Mining services company Goodline has suffered a cyber-attack which saw the company locked out of some of its own computer systems for close to three weeks and more than 600GB of data stolen.
Mining services company Goodline has suffered a cyber-attack which saw the company locked out of some of its own computer systems for close to three weeks and more than 600GB of data stolen.
It’s believed the attack first happened in September although the group behind the attack, RansomHub, only claimed responsibility on November 4.
Goodline provides maintenance, transport and logistics, and shut down services for some of Australia’s largest resource companies and operates within the world’s largest bulk export port town of Port Hedland.
Currently headquartered in Queensland, the company has offices in Queensland, the Northern Territory and WA.

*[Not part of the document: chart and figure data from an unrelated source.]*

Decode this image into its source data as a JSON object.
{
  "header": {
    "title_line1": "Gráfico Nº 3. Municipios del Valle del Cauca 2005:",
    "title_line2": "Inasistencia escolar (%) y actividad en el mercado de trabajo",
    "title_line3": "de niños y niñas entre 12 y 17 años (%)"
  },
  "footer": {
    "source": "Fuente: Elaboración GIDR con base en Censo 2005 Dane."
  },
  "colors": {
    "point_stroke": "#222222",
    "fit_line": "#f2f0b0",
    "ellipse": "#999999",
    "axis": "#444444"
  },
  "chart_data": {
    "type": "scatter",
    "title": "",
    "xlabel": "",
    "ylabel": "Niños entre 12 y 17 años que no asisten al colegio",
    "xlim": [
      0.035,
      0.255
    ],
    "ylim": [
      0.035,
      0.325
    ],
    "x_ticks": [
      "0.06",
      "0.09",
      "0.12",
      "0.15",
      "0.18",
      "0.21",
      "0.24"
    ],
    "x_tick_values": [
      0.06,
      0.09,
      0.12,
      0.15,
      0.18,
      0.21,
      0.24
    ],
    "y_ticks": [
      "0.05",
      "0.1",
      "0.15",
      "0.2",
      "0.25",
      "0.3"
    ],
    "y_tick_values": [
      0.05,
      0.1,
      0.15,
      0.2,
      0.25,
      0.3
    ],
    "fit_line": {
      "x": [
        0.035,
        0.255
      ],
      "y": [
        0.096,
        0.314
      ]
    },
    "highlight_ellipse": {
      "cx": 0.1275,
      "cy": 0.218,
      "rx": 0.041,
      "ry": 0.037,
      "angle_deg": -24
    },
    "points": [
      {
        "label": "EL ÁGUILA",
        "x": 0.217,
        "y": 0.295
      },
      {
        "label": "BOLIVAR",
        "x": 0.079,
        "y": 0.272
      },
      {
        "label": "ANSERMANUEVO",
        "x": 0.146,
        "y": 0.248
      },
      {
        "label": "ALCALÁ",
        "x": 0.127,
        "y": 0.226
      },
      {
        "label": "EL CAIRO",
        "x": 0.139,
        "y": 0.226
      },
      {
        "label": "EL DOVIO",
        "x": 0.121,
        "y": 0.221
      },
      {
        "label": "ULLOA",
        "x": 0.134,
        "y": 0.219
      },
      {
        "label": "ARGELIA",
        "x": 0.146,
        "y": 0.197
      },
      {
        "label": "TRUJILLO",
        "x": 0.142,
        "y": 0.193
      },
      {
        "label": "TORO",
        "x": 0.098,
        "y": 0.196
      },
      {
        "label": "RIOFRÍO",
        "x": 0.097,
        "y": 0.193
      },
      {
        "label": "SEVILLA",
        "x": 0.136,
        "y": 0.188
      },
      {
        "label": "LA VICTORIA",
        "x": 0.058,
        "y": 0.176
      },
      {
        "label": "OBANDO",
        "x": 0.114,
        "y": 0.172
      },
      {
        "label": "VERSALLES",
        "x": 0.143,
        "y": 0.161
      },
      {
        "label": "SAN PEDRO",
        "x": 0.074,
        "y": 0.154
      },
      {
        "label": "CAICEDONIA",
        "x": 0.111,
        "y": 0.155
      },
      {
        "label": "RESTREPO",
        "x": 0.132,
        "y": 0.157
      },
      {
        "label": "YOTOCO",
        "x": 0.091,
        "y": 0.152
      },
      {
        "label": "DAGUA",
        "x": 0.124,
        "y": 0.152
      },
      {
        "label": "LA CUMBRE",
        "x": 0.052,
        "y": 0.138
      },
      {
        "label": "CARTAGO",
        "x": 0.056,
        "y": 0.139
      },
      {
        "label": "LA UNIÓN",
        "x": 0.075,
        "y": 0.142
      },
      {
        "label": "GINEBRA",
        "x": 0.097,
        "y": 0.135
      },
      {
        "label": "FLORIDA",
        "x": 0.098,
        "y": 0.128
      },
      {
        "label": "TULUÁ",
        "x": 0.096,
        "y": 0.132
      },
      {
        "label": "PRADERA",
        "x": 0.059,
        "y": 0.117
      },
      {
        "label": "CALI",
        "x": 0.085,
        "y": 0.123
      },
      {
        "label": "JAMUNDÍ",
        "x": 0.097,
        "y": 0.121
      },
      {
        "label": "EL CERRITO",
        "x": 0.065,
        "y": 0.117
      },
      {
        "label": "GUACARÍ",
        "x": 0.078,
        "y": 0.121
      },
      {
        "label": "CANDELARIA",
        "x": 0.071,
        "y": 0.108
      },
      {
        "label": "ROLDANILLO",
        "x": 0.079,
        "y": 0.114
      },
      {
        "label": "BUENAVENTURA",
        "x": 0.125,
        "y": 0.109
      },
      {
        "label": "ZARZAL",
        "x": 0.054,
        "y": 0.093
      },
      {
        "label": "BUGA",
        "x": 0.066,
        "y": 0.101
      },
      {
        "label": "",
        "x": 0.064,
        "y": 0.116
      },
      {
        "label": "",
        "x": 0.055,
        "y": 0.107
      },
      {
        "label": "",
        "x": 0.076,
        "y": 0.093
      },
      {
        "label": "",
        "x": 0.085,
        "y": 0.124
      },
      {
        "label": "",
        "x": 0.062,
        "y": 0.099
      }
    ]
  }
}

Speaking to Business News, Goodline director Catherine Kennedy said a few days after the attack in September, the ransomware group contacted them via email demanding a $1 million ransom.

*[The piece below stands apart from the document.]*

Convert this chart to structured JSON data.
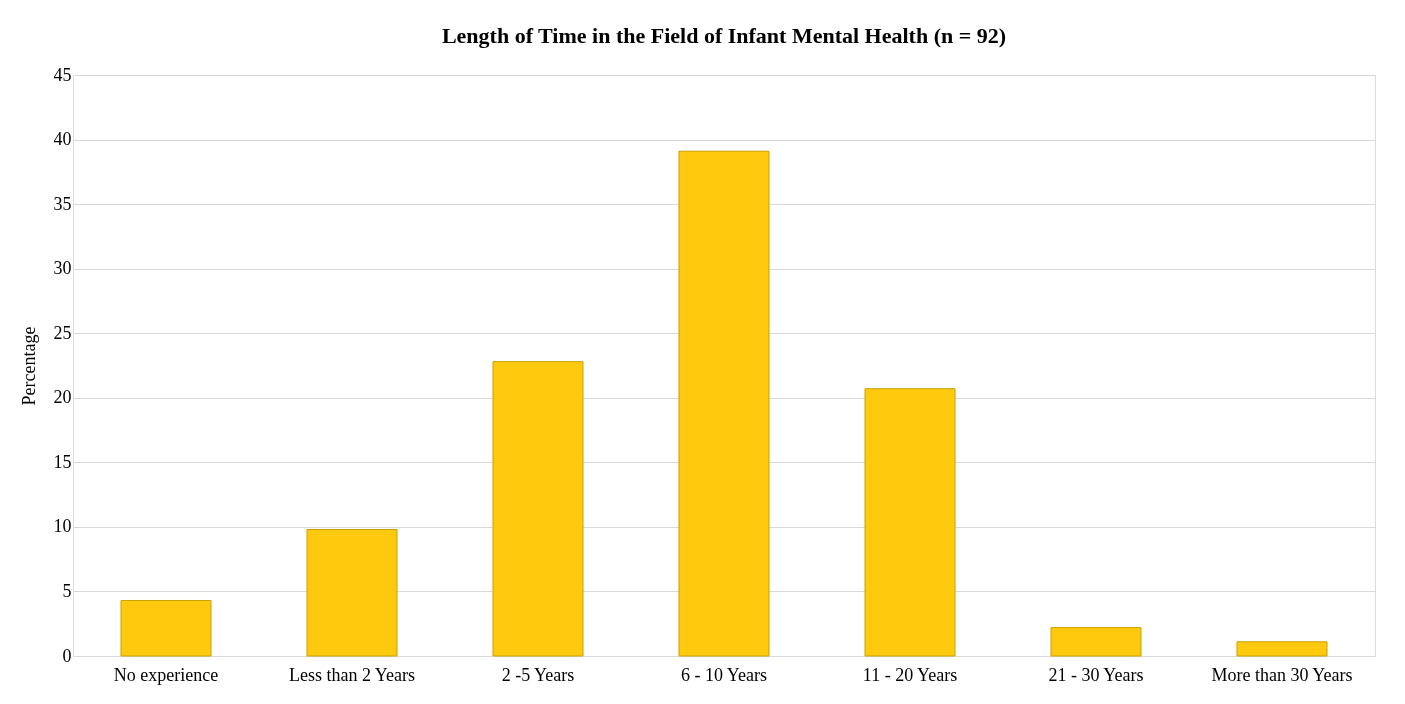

“Look we’re lucky because what they took seemed to be mostly system files, not sensitive information of our employees or vendors,” she said.
“We've just been head down trying to make the company working again, because it did really grind the company to a halt in all sorts of ways.
“Payroll, payments to creditors, getting invoices out; it really did stop us from working for a few weeks until we moved to the cloud and recovered everything.
“We're 90 per cent back on track again, and probably 10 per cent to go.”
Ms Kennedy said there was “no way” the company could – or would – pay the ransom, and that they had made several changes to their systems since.
“We’ve moved our servers to the cloud, we’ve made sure two factor authentication is required across the board, and we’ve ensured everyone has changed their passwords,” she said.
“There’s no way we were going to pay these criminals – even if we did, who is to say they wouldn’t just attack us again knowing we’d already paid.”
Goodline wasn’t the first WA company to be targeted by the RansomHub group, with two engineering firms - Kempe Engineering and McDowall Affleck - also recently targeted.
RansomHub claims to be an "international consortium" of cyber actors, but its data leak site indicates they avoid targeting companies and infrastructure in Russia, Cuba, North Korea or China.
Data compiled by threat intelligence platform Cyberint, which examined the group's earnings by analysis of its data leak site and tallying the published data posts (indicating victims who refused to pay the ransom), found 160 of 190 victims chose not to pay the ransom.
Of the remaining 30, ten were still in negotiations, indicating some 11.2 per cent of victims had paid a ransom.
It's the latest in a long line of ransomware attacks on WA companies, with groups like Sarcoma, Lynx, Medusa, Meow and Blacksuit all holding WA companies to ransom in the past year.
Some companies targeted include Funlab, who operate Holey Moley mini golf venues; the Harry Perkins Institute, a medical research body; and Compass Group, one of Australia’s largest hospitality operators.